La ferme Capri, lancée il y a deux ans à Marseille, fait pousser fruits et légumes au cœur des quartiers Nord. Entre rêve d’autonomie alimentaire et de ville future, le projet veut offrir aux habitants un autre champ des possibles, littéralement. 

Les légumes sont cultivés par les habitants du quartiers. Photo: Zoé Neboit

Aux pieds des hautes cités des Aygalades, l’A7 et ses milliers de voitures fendent avec vacarme les quartiers Nord. Mais de l’autre côté de la grise autoroute du soleil, se trouve un petit hectare où poussent figuiers, courges et choux biologiques. 

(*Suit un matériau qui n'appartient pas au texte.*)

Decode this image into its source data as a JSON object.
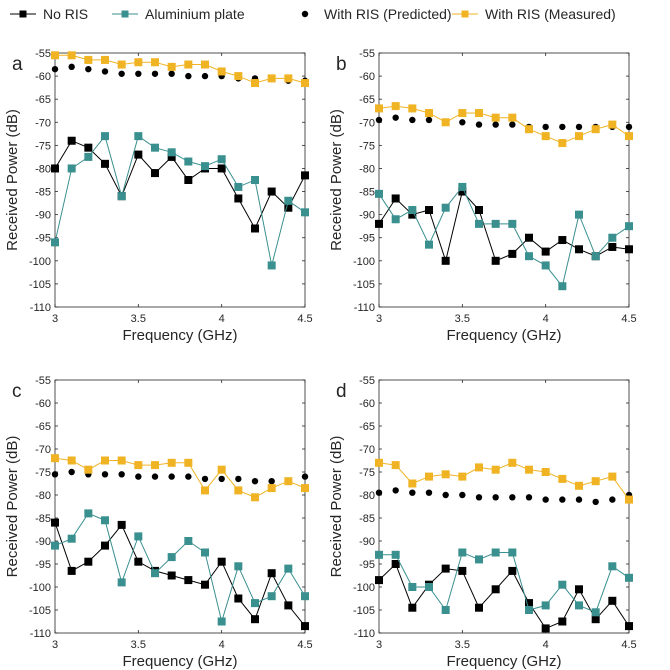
{
  "legend": [
    {
      "label": "No RIS",
      "color": "#000000",
      "marker": "square",
      "line": true
    },
    {
      "label": "Aluminium plate",
      "color": "#3a8f8f",
      "marker": "square",
      "line": true
    },
    {
      "label": "With RIS (Predicted)",
      "color": "#000000",
      "marker": "circle",
      "line": false
    },
    {
      "label": "With RIS (Measured)",
      "color": "#f0b323",
      "marker": "square",
      "line": true
    }
  ],
  "chart_data": [
    {
      "type": "line",
      "panel_label": "a",
      "xlabel": "Frequency (GHz)",
      "ylabel": "Received Power (dB)",
      "xlim": [
        3,
        4.5
      ],
      "ylim": [
        -110,
        -55
      ],
      "xticks": [
        "3",
        "3.5",
        "4",
        "4.5"
      ],
      "yticks": [
        "-55",
        "-60",
        "-65",
        "-70",
        "-75",
        "-80",
        "-85",
        "-90",
        "-95",
        "-100",
        "-105",
        "-110"
      ],
      "x": [
        3.0,
        3.1,
        3.2,
        3.3,
        3.4,
        3.5,
        3.6,
        3.7,
        3.8,
        3.9,
        4.0,
        4.1,
        4.2,
        4.3,
        4.4,
        4.5
      ],
      "series": [
        {
          "name": "No RIS",
          "values": [
            -80,
            -74,
            -75.5,
            -79,
            -86,
            -77,
            -81,
            -77.5,
            -82.5,
            -80,
            -80,
            -86.5,
            -93,
            -85,
            -88.5,
            -81.5
          ]
        },
        {
          "name": "Aluminium plate",
          "values": [
            -96,
            -80,
            -77.5,
            -73,
            -86,
            -73,
            -75.5,
            -76.5,
            -78.5,
            -79.5,
            -78,
            -84,
            -82.5,
            -101,
            -87,
            -89.5
          ]
        },
        {
          "name": "With RIS (Predicted)",
          "values": [
            -58.5,
            -58,
            -58.5,
            -59,
            -59.5,
            -59.5,
            -59.5,
            -59.5,
            -60,
            -60,
            -60,
            -60.5,
            -60.5,
            -60.5,
            -61,
            -61
          ]
        },
        {
          "name": "With RIS (Measured)",
          "values": [
            -55.5,
            -55.5,
            -56.5,
            -56.5,
            -57.5,
            -57,
            -57,
            -58,
            -57.5,
            -57.5,
            -59,
            -60,
            -61.5,
            -60.5,
            -60.5,
            -61.5
          ]
        }
      ]
    },
    {
      "type": "line",
      "panel_label": "b",
      "xlabel": "Frequency (GHz)",
      "ylabel": "Received Power (dB)",
      "xlim": [
        3,
        4.5
      ],
      "ylim": [
        -110,
        -55
      ],
      "xticks": [
        "3",
        "3.5",
        "4",
        "4.5"
      ],
      "yticks": [
        "-55",
        "-60",
        "-65",
        "-70",
        "-75",
        "-80",
        "-85",
        "-90",
        "-95",
        "-100",
        "-105",
        "-110"
      ],
      "x": [
        3.0,
        3.1,
        3.2,
        3.3,
        3.4,
        3.5,
        3.6,
        3.7,
        3.8,
        3.9,
        4.0,
        4.1,
        4.2,
        4.3,
        4.4,
        4.5
      ],
      "series": [
        {
          "name": "No RIS",
          "values": [
            -92,
            -86.5,
            -90,
            -89,
            -100,
            -85,
            -89,
            -100,
            -98.5,
            -95,
            -98,
            -95.5,
            -97.5,
            -99,
            -97,
            -97.5
          ]
        },
        {
          "name": "Aluminium plate",
          "values": [
            -85.5,
            -91,
            -89,
            -96.5,
            -88.5,
            -84,
            -92,
            -92,
            -92,
            -99,
            -101,
            -105.5,
            -90,
            -99,
            -95,
            -92.5
          ]
        },
        {
          "name": "With RIS (Predicted)",
          "values": [
            -69.5,
            -69,
            -69.5,
            -69.5,
            -70,
            -70,
            -70.5,
            -70.5,
            -70.5,
            -71,
            -71,
            -71,
            -71,
            -71,
            -71,
            -71
          ]
        },
        {
          "name": "With RIS (Measured)",
          "values": [
            -67,
            -66.5,
            -67,
            -68,
            -70,
            -68,
            -68,
            -69,
            -69,
            -71.5,
            -73,
            -74.5,
            -73,
            -71.5,
            -70.5,
            -73
          ]
        }
      ]
    },
    {
      "type": "line",
      "panel_label": "c",
      "xlabel": "Frequency (GHz)",
      "ylabel": "Received Power (dB)",
      "xlim": [
        3,
        4.5
      ],
      "ylim": [
        -110,
        -55
      ],
      "xticks": [
        "3",
        "3.5",
        "4",
        "4.5"
      ],
      "yticks": [
        "-55",
        "-60",
        "-65",
        "-70",
        "-75",
        "-80",
        "-85",
        "-90",
        "-95",
        "-100",
        "-105",
        "-110"
      ],
      "x": [
        3.0,
        3.1,
        3.2,
        3.3,
        3.4,
        3.5,
        3.6,
        3.7,
        3.8,
        3.9,
        4.0,
        4.1,
        4.2,
        4.3,
        4.4,
        4.5
      ],
      "series": [
        {
          "name": "No RIS",
          "values": [
            -86,
            -96.5,
            -94.5,
            -91,
            -86.5,
            -94.5,
            -96.5,
            -97.5,
            -98.5,
            -99.5,
            -94.5,
            -102.5,
            -107,
            -97,
            -104,
            -108.5
          ]
        },
        {
          "name": "Aluminium plate",
          "values": [
            -91,
            -89.5,
            -84,
            -85.5,
            -99,
            -89,
            -97,
            -93.5,
            -90,
            -92.5,
            -107.5,
            -95.5,
            -103.5,
            -102,
            -96,
            -102
          ]
        },
        {
          "name": "With RIS (Predicted)",
          "values": [
            -75.5,
            -75,
            -75.5,
            -75.5,
            -75.5,
            -76,
            -76,
            -76,
            -76,
            -76.5,
            -76.5,
            -76.5,
            -77,
            -77,
            -77,
            -76
          ]
        },
        {
          "name": "With RIS (Measured)",
          "values": [
            -72,
            -72.5,
            -74.5,
            -72.5,
            -72.5,
            -73.5,
            -73.5,
            -73,
            -73,
            -79,
            -74.5,
            -79,
            -80.5,
            -78.5,
            -77,
            -78.5
          ]
        }
      ]
    },
    {
      "type": "line",
      "panel_label": "d",
      "xlabel": "Frequency (GHz)",
      "ylabel": "Received Power (dB)",
      "xlim": [
        3,
        4.5
      ],
      "ylim": [
        -110,
        -55
      ],
      "xticks": [
        "3",
        "3.5",
        "4",
        "4.5"
      ],
      "yticks": [
        "-55",
        "-60",
        "-65",
        "-70",
        "-75",
        "-80",
        "-85",
        "-90",
        "-95",
        "-100",
        "-105",
        "-110"
      ],
      "x": [
        3.0,
        3.1,
        3.2,
        3.3,
        3.4,
        3.5,
        3.6,
        3.7,
        3.8,
        3.9,
        4.0,
        4.1,
        4.2,
        4.3,
        4.4,
        4.5
      ],
      "series": [
        {
          "name": "No RIS",
          "values": [
            -98.5,
            -95,
            -104.5,
            -99.5,
            -96,
            -96.5,
            -104.5,
            -100.5,
            -96.5,
            -103.5,
            -109,
            -107.5,
            -100.5,
            -107,
            -103,
            -108.5
          ]
        },
        {
          "name": "Aluminium plate",
          "values": [
            -93,
            -93,
            -100,
            -100,
            -105,
            -92.5,
            -94,
            -92.5,
            -92.5,
            -105,
            -104,
            -99.5,
            -104,
            -105.5,
            -95.5,
            -98
          ]
        },
        {
          "name": "With RIS (Predicted)",
          "values": [
            -79.5,
            -79,
            -79.5,
            -79.5,
            -80,
            -80,
            -80.5,
            -80.5,
            -80.5,
            -80.5,
            -81,
            -81,
            -81,
            -81.5,
            -81,
            -80
          ]
        },
        {
          "name": "With RIS (Measured)",
          "values": [
            -73,
            -73.5,
            -77.5,
            -76,
            -75.5,
            -76,
            -74,
            -74.5,
            -73,
            -74.5,
            -75,
            -76.5,
            -78,
            -77,
            -76,
            -81
          ]
        }
      ]
    }
  ]
}
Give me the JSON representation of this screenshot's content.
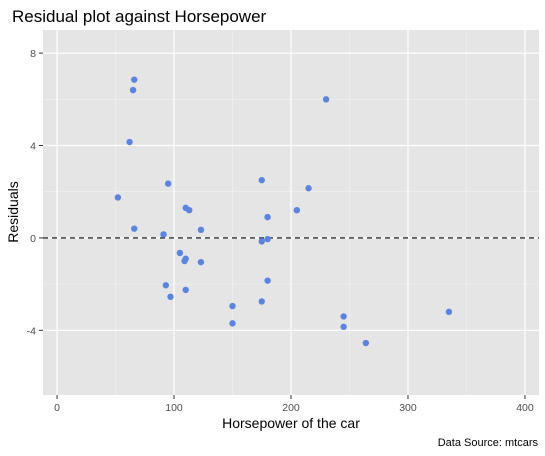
{
  "chart_data": {
    "type": "scatter",
    "title": "Residual plot against Horsepower",
    "xlabel": "Horsepower of the car",
    "ylabel": "Residuals",
    "caption": "Data Source: mtcars",
    "xlim": [
      -12,
      412
    ],
    "ylim": [
      -6.8,
      9.0
    ],
    "x_ticks": [
      0,
      100,
      200,
      300,
      400
    ],
    "x_tick_labels": [
      "0",
      "100",
      "200",
      "300",
      "400"
    ],
    "y_ticks": [
      -4,
      0,
      4,
      8
    ],
    "y_tick_labels": [
      "-4",
      "0",
      "4",
      "8"
    ],
    "reference_line": {
      "y": 0,
      "style": "dashed"
    },
    "grid": true,
    "point_color": "#5b84e0",
    "panel_color": "#e5e5e5",
    "points": [
      {
        "x": 52,
        "y": 1.75
      },
      {
        "x": 62,
        "y": 4.15
      },
      {
        "x": 65,
        "y": 6.4
      },
      {
        "x": 66,
        "y": 6.85
      },
      {
        "x": 66,
        "y": 0.4
      },
      {
        "x": 91,
        "y": 0.15
      },
      {
        "x": 93,
        "y": -2.05
      },
      {
        "x": 95,
        "y": 2.35
      },
      {
        "x": 97,
        "y": -2.55
      },
      {
        "x": 105,
        "y": -0.65
      },
      {
        "x": 109,
        "y": -1.0
      },
      {
        "x": 110,
        "y": -0.9
      },
      {
        "x": 110,
        "y": -2.25
      },
      {
        "x": 110,
        "y": 1.3
      },
      {
        "x": 113,
        "y": 1.2
      },
      {
        "x": 123,
        "y": 0.35
      },
      {
        "x": 123,
        "y": -1.05
      },
      {
        "x": 150,
        "y": -2.95
      },
      {
        "x": 150,
        "y": -3.7
      },
      {
        "x": 175,
        "y": 2.5
      },
      {
        "x": 175,
        "y": -0.15
      },
      {
        "x": 175,
        "y": -2.75
      },
      {
        "x": 180,
        "y": -0.05
      },
      {
        "x": 180,
        "y": -1.85
      },
      {
        "x": 180,
        "y": 0.9
      },
      {
        "x": 205,
        "y": 1.2
      },
      {
        "x": 215,
        "y": 2.15
      },
      {
        "x": 230,
        "y": 6.0
      },
      {
        "x": 245,
        "y": -3.4
      },
      {
        "x": 245,
        "y": -3.85
      },
      {
        "x": 264,
        "y": -4.55
      },
      {
        "x": 335,
        "y": -3.2
      }
    ]
  }
}
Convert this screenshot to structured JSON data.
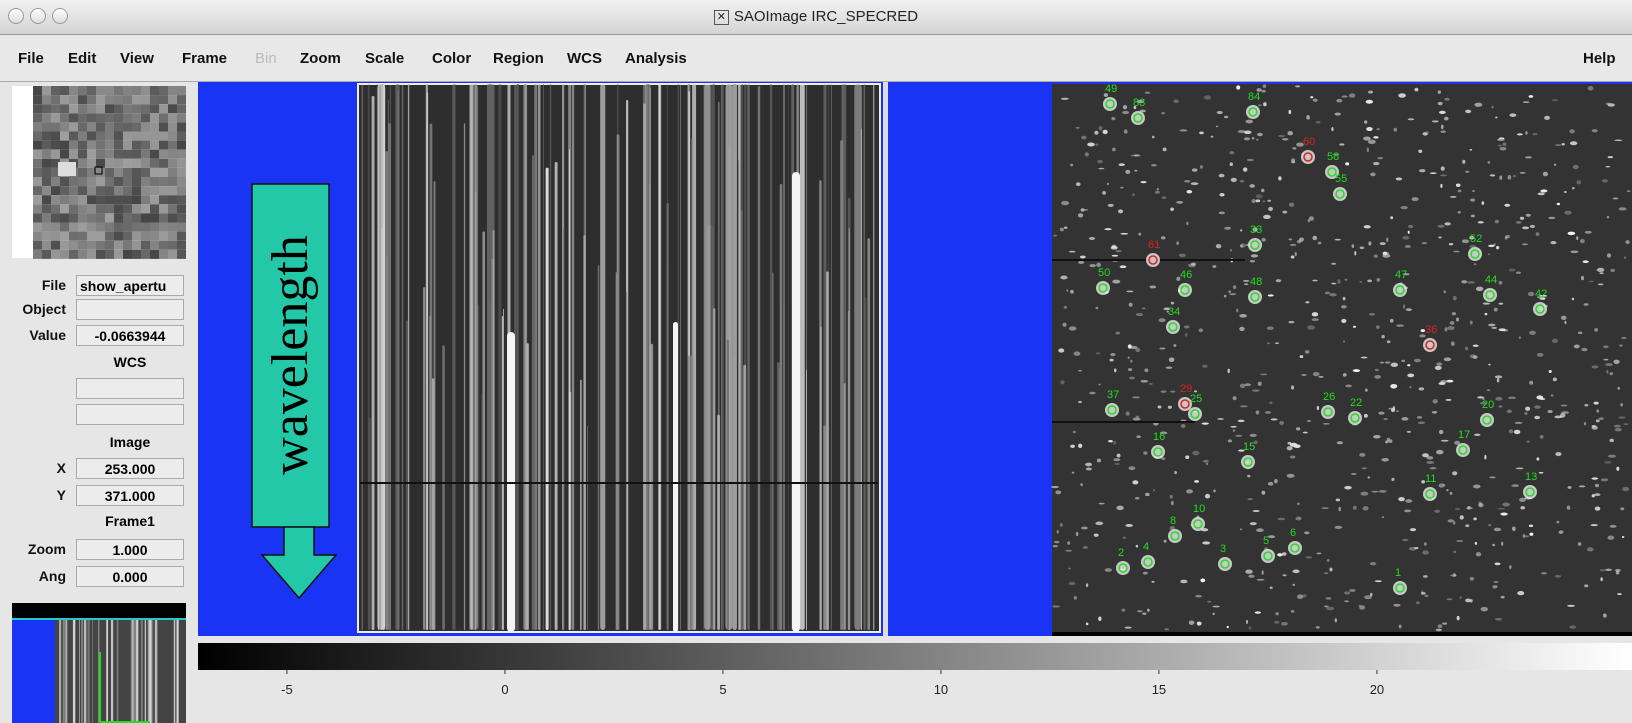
{
  "window": {
    "title": "SAOImage IRC_SPECRED"
  },
  "menu": [
    "File",
    "Edit",
    "View",
    "Frame",
    "Bin",
    "Zoom",
    "Scale",
    "Color",
    "Region",
    "WCS",
    "Analysis",
    "Help"
  ],
  "info": {
    "file_label": "File",
    "file_value": "show_apertu",
    "object_label": "Object",
    "object_value": "",
    "value_label": "Value",
    "value_value": "-0.0663944",
    "wcs_header": "WCS",
    "image_header": "Image",
    "x_label": "X",
    "x_value": "253.000",
    "y_label": "Y",
    "y_value": "371.000",
    "frame_header": "Frame1",
    "zoom_label": "Zoom",
    "zoom_value": "1.000",
    "ang_label": "Ang",
    "ang_value": "0.000"
  },
  "annotation": "wavelength",
  "colorbar": {
    "lim": [
      -7.04,
      25.85
    ],
    "ticks": [
      -5,
      0,
      5,
      10,
      15,
      20
    ]
  },
  "sources": [
    {
      "label": "49",
      "color": "#22dd22"
    },
    {
      "label": "83",
      "color": "#22dd22"
    },
    {
      "label": "84",
      "color": "#22dd22"
    },
    {
      "label": "60",
      "color": "#dd2222"
    },
    {
      "label": "58",
      "color": "#22dd22"
    },
    {
      "label": "55",
      "color": "#22dd22"
    },
    {
      "label": "33",
      "color": "#22dd22"
    },
    {
      "label": "61",
      "color": "#dd2222"
    },
    {
      "label": "52",
      "color": "#22dd22"
    },
    {
      "label": "50",
      "color": "#22dd22"
    },
    {
      "label": "46",
      "color": "#22dd22"
    },
    {
      "label": "48",
      "color": "#22dd22"
    },
    {
      "label": "47",
      "color": "#22dd22"
    },
    {
      "label": "44",
      "color": "#22dd22"
    },
    {
      "label": "42",
      "color": "#22dd22"
    },
    {
      "label": "34",
      "color": "#22dd22"
    },
    {
      "label": "36",
      "color": "#dd2222"
    },
    {
      "label": "37",
      "color": "#22dd22"
    },
    {
      "label": "29",
      "color": "#dd2222"
    },
    {
      "label": "25",
      "color": "#22dd22"
    },
    {
      "label": "26",
      "color": "#22dd22"
    },
    {
      "label": "22",
      "color": "#22dd22"
    },
    {
      "label": "20",
      "color": "#22dd22"
    },
    {
      "label": "17",
      "color": "#22dd22"
    },
    {
      "label": "16",
      "color": "#22dd22"
    },
    {
      "label": "15",
      "color": "#22dd22"
    },
    {
      "label": "13",
      "color": "#22dd22"
    },
    {
      "label": "11",
      "color": "#22dd22"
    },
    {
      "label": "10",
      "color": "#22dd22"
    },
    {
      "label": "8",
      "color": "#22dd22"
    },
    {
      "label": "6",
      "color": "#22dd22"
    },
    {
      "label": "5",
      "color": "#22dd22"
    },
    {
      "label": "4",
      "color": "#22dd22"
    },
    {
      "label": "3",
      "color": "#22dd22"
    },
    {
      "label": "2",
      "color": "#22dd22"
    },
    {
      "label": "1",
      "color": "#22dd22"
    }
  ]
}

Sortie de terre en avril 2021, sur un ancien terrain vague, la ferme urbaine Capri veut « produire et nourrir ici, dans le 15e arrondissement », explique Isaac, le maraîcher. Un objectif qui paraît aller de soi pour une modeste ferme. D’ailleurs on y parle fumier, amendements et plantations comme dans toutes les autres.

Exploitation modèle

Pourtant, c’est l’un des projets phares du plan de financement « Agriculture urbaine » de la Métropole Aix-Marseille, lancé en 2019 pour 2,1 millions d’euros. L’objectif de cette exploitation modèle, montée par l’association marseillaise la Cité de l’agriculture est d’entamer pas à pas « une transition écologique alimentaire », selon Elise Pasart Chaintrier, responsable accueil et médiation. 

Longtemps laissé à l’abandon, le terrain est situé sur l’ancienne ceinture maraîchère de Marseille. Photo: Zoé Neboit

Au XIXe siècle encore, Marseille était autonome dans sa production de fruits et légumes: une large ceinture maraîchère périurbaine suffisait à nourrir ses habitants. Dans les années 1960, la quantité d’espaces cultivés s’effondre en faveur d’une forte urbanisation.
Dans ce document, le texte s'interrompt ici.